Kit nach Anspruch 19, wobei die nachweisbare Moiety der ersten und/oder der zweiten Oligonukleotidsonde eine radioaktive Moiety, ein Chromophor, ein Fluorophor, ein Luminophor, eine magnetische Moiety, eine Capture Moiety oder eine Proximitätsenergietransfer Moiety ist.

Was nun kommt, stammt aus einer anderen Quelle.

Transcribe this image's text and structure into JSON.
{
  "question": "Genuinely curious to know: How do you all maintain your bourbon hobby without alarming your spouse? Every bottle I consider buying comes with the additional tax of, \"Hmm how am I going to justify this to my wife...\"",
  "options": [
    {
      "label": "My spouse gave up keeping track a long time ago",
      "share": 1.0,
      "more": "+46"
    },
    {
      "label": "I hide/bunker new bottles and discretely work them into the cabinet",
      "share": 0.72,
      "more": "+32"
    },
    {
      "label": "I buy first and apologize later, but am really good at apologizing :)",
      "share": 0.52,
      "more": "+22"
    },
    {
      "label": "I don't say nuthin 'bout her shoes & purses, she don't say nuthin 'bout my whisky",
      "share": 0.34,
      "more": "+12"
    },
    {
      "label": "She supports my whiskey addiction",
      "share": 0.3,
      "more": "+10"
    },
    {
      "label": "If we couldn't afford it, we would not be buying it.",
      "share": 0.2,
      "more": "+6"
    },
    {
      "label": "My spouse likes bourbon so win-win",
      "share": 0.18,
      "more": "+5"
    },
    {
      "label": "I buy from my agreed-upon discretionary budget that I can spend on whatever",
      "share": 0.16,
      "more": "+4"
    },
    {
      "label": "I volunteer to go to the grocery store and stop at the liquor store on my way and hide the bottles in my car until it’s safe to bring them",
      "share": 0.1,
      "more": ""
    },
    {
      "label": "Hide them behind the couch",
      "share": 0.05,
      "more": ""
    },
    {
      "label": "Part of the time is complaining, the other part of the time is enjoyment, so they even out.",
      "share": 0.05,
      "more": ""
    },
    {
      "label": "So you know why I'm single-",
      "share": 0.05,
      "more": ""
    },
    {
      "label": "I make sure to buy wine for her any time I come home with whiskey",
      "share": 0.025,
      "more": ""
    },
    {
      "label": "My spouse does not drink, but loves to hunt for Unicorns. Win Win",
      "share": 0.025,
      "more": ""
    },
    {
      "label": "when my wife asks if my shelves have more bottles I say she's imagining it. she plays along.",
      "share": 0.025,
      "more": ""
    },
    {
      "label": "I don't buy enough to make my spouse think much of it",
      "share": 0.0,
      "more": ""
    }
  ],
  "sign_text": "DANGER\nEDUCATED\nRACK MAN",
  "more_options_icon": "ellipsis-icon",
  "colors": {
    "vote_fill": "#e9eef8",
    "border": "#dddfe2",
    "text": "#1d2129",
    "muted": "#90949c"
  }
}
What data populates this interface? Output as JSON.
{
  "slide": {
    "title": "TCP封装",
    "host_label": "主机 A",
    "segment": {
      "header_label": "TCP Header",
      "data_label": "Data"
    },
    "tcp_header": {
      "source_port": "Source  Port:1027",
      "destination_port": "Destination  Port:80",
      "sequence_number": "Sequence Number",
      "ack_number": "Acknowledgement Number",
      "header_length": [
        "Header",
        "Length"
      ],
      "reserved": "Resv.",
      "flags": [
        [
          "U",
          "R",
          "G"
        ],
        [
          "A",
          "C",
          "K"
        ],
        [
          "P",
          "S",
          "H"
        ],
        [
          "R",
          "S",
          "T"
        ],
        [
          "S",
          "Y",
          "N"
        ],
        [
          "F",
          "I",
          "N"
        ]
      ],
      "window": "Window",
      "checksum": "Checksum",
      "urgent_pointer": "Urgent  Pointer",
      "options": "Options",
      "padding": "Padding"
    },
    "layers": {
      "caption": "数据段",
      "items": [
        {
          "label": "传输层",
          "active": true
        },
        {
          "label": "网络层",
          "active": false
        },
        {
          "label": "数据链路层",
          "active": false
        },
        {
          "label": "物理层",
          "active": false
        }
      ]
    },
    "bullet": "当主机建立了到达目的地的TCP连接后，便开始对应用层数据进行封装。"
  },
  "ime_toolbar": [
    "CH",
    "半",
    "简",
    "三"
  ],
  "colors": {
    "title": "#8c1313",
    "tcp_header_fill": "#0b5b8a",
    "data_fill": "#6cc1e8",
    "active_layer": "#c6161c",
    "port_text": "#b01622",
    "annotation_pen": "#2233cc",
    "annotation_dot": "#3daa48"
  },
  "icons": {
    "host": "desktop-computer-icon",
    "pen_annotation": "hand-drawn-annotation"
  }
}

Kit nach Anspruch 19, wobei die Schutzsequenz der zweiten Oligonukleotidsonde eine Label Moiety aufweist, welche im Anschluss an eine gegenseitige chemische Verbindung des ersten und des zweiten Oligonukleotids freigesetzt werden kann.
Kit nach Anspruch 19, wobei die chemisch funktionelle Gruppe der zweiten Oligonukleotidsonde zwischen der Targeting-Sequenz und der Schutzsequenz positioniert ist.
Kit nach Anspruch 19, wobei die Targeting-Sequenz der ersten Oligonukleotidsonde und die Targeting-Sequenz der zweiten Oligonukleotidsonde jeweils mindestens sechs zu der Zielpolynukleotidsequenz komplementäre Nukleotide aufweisen.